I am trying to attempt is to SEPARATELY detect and measure the electric and magnetic field remotely. At a distance up to 5 miles or more.
 
Not even clear that you can measure them together at that distance. What is the application? Unless your source has power output comparable to a cell tower, you're going to have some challenges.

TTFN
faq731-376
7ofakss
 
I detect that several basic concepts are in need of straightening out.

The impedance of free space (Wiki) is the hard and fast relationship of electric and magnetic fields (provided that you're measuring in the far field). Measuring them "separately" is essentially a flawed requirement (unless I'm misunderstanding you). Measure the RF field strength and the E/H fields can be calculated on the back of an envelope.

Top post mentioned the difficulty of detecting polarization changes. Invalid. Detecting the polarization is almost as easy as detecting the signal. Although detecting CP would be another experiment.

As stated by IRstuff, to cover five miles you'll need a proper medium power transmitter (not normally permitted in these typically unlicensed bands), or dedicated and ambitious experimenters with high gain antennas.
 
Are you trying to measure or detect some Faraday effect polarization rotation through five miles of normal atmosphere?
 
I am trying to detect Telluric Currents. They are very faint.
 
...so you're planning to use an essentially non-existent effect to measure a faint signal?

If telluric currents could muster enough Faraday effect to be even hypothetically detectable, then the Earth's baseline magnetic field would have humanity's RF signals spinning like windmills. We would have noticed that.

 
As far as I know, the flows that create the time-varying components of the Earth's magnetic field are all quite low frequency, i.e., on the order of hours.

TTFN
faq731-376
7ofakss
 
Inductance method could be used, using wires in the ground. And shooting a beam and bouncing it off a plate for a return signal could be used also. Although, that is not my goal. I am trying to find someone who has experience outside of the box for some advice on a remote system that would work without wires in the ground or plates to bounce the signal off of.
 
Just how large are these currents? And why are they such high frequencies?

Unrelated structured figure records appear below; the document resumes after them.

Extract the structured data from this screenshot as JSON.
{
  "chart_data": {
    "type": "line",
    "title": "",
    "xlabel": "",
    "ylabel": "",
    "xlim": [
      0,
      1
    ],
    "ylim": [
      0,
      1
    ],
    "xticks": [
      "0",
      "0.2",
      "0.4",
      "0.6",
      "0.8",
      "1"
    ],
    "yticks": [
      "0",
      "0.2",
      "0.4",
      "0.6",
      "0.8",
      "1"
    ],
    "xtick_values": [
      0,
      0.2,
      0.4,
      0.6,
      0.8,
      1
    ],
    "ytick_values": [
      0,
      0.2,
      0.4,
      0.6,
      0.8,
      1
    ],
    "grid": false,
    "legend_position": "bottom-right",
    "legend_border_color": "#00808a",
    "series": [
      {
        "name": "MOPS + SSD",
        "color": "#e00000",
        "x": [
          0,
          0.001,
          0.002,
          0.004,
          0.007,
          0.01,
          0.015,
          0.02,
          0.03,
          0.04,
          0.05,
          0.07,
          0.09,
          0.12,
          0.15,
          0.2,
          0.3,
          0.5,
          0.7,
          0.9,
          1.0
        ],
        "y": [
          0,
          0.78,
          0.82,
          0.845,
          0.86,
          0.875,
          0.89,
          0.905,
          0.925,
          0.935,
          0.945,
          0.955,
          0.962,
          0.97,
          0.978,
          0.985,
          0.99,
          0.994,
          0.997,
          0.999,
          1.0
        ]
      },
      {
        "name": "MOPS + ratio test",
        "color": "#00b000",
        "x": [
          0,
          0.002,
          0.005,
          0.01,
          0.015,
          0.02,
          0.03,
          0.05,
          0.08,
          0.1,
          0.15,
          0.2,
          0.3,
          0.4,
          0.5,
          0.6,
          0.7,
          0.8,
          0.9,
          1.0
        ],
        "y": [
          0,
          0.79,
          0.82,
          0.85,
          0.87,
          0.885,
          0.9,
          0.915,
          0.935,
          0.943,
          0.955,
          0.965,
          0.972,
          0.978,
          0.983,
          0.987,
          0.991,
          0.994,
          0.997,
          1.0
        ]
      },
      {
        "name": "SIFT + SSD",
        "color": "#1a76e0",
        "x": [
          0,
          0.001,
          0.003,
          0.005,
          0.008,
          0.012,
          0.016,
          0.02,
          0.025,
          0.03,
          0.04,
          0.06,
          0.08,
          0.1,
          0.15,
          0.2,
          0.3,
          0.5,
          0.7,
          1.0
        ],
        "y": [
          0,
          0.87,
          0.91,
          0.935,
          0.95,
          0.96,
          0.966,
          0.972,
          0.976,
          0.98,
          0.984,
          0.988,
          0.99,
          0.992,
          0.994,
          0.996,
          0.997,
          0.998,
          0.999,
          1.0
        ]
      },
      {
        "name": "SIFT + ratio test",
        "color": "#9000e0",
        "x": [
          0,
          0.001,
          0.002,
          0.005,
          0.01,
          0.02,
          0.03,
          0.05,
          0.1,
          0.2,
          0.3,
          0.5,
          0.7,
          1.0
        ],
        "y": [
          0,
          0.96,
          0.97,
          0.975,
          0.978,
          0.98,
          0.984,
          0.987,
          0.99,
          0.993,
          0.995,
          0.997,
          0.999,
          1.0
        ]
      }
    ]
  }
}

Commercial magnetometers are able to measure variations in the Earth's magnetic field from low-Earth orbits.

TTFN
faq731-376
7ofakss
 
Faraday effect (Wiki image)

500px-Faraday-effect.svg.png


Red signal is the ISM RF signal (902-928 MHz, or 2.4-2.5 GHz), V is the Verdet constant for the material, B is the delta magnetic signature (at about 100 ppm of the baseline), and the polarization rotation angle ß (basically zero point zero zero zero zero zero zero zero...).